Reuters : Iran’s use of a swarm of small, fast boats to seize two container ships near the Strait of Hormuz could undermine suggestions U.S. forces have disabled its naval threat and reveals the challenges facing reopening one of the world’s most important oil export routes.
U.S. President Donald Trump on Monday acknowledged that while Iran’s conventional navy had been largely destroyed, its “fast-attack ships” had not been considered much of a threat.
He said any such vessels coming near a U.S. blockade set up outside the strait would be “immediately ELIMINATED” using the “same system of kill” deployed in the Caribbean and Pacific where U.S. air strikes have hit suspected drug boats and killed at least 110 people.
Those boats were not attacking large, unarmed commercial ships, however, nor nearly as heavily armed, with Iran’s Revolutionary Guards packing heavy machineguns, rocket launchers and, in some cases, anti-ship missiles.

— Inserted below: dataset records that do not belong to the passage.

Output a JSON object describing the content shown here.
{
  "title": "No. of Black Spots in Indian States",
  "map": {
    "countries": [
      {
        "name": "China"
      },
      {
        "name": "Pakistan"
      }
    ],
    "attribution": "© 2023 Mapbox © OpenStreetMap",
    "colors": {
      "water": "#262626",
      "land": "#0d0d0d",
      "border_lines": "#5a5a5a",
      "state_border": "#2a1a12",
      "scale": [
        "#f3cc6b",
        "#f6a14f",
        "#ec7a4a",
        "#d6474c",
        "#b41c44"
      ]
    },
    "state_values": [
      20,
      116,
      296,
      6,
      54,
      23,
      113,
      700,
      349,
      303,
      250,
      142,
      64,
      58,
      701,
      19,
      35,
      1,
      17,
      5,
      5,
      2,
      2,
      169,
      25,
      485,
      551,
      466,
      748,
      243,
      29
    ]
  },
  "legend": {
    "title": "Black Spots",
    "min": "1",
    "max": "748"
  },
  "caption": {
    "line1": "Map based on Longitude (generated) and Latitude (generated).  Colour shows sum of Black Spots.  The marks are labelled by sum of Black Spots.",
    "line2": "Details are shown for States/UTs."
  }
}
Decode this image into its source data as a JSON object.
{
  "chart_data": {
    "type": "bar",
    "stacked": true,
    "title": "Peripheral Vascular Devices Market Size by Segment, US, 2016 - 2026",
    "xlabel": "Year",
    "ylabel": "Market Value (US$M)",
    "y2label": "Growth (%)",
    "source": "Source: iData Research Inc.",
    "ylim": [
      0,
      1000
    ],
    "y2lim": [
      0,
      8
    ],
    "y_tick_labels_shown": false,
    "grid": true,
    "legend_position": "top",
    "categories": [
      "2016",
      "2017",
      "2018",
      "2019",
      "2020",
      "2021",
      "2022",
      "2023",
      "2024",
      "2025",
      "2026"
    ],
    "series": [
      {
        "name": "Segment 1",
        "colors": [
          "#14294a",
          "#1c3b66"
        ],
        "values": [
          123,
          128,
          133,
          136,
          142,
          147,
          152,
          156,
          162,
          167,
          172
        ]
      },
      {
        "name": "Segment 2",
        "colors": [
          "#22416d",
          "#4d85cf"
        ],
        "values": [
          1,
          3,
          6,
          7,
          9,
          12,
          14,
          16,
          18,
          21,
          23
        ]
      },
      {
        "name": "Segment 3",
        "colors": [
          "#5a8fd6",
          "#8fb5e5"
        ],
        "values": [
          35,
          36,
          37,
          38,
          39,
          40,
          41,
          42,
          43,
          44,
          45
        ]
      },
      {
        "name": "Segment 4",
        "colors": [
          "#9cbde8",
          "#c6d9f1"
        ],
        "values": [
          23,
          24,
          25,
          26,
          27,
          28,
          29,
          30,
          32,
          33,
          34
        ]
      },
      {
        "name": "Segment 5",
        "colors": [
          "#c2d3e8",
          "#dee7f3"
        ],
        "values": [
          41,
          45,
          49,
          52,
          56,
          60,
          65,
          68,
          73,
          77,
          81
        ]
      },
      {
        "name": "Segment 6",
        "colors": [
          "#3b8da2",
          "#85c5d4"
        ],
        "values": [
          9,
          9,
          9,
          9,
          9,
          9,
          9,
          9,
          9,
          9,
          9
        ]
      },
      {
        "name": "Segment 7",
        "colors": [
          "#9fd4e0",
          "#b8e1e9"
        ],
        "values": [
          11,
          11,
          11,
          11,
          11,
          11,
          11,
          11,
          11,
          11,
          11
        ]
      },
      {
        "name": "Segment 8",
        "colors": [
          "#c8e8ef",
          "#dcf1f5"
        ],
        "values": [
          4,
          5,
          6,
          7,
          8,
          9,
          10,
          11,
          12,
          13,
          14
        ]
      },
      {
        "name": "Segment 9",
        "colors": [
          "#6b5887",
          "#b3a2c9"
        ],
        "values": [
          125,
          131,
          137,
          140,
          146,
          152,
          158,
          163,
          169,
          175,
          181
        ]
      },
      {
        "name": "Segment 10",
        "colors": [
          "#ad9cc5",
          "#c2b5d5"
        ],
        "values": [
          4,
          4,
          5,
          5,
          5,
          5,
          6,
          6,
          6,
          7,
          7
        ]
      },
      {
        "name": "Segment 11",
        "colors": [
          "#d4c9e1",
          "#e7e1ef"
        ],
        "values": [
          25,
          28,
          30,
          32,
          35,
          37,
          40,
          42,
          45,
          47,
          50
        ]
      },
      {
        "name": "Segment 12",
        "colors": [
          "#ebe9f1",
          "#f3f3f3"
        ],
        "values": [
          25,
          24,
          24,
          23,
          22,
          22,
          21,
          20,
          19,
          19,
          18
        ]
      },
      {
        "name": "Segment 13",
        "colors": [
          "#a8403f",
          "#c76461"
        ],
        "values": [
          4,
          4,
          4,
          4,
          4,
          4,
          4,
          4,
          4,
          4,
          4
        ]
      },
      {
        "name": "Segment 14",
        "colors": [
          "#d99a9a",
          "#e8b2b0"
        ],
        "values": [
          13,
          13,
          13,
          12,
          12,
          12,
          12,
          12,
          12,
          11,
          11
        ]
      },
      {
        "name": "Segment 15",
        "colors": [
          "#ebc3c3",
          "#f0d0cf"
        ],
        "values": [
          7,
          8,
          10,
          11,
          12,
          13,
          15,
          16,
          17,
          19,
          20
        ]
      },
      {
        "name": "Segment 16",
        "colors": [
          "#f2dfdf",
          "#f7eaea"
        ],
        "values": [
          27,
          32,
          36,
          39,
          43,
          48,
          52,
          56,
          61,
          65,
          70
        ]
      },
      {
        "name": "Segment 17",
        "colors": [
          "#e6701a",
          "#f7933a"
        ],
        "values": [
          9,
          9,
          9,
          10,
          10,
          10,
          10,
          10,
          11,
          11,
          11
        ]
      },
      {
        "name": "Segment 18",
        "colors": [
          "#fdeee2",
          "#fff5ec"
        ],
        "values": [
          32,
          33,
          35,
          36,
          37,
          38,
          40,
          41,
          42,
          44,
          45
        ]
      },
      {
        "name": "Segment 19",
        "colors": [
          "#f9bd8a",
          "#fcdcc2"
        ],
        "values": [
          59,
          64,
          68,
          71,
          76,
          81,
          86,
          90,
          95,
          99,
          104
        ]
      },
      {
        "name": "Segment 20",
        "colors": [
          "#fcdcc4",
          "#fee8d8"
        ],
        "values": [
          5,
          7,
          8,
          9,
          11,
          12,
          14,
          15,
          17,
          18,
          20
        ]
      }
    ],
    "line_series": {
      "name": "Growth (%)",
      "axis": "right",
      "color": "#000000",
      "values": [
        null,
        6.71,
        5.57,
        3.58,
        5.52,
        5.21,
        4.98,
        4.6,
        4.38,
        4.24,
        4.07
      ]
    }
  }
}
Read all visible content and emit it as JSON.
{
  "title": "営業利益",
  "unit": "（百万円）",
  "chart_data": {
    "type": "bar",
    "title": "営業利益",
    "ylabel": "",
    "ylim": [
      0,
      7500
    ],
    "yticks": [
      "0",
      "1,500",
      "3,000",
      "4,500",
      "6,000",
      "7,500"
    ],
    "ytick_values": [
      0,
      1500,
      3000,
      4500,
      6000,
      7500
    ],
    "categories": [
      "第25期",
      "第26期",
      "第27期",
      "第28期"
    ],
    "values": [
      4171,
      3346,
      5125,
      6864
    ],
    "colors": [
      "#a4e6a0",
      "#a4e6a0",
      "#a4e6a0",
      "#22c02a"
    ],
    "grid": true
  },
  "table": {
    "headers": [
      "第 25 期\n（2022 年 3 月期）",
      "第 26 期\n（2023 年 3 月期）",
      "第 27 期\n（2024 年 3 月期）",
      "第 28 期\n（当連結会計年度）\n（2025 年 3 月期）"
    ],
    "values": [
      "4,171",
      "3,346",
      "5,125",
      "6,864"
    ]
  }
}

Speedboat attacks now form part of a “layered system of threats,” alongside “shore-based missiles, drones, mines and electronic interference to create uncertainty and slow decision-making,” Greek maritime security company Diaplous told Reuters.
Before this week, Iran had relied on missile and drone strikes to hit shipping traffic around the strait, a route which normally handles 20% of the world’s daily oil and liquefied natural gas supply.
Those attacks had stopped with the April 8 ceasefire.
The seizure of the two container ships by Iran followed Washington imposing a blockade on Iran’s trade by sea and the start of it intercepting Iran-linked oil tankers and other ships.
“The civilian shipping industry is not equipped to prevent Iranian armed forces from seizing vessels,” said Daniel Mueller, a senior analyst at British maritime security company Ambrey. Typically, about a dozen boats are used in a seizure operation, he added.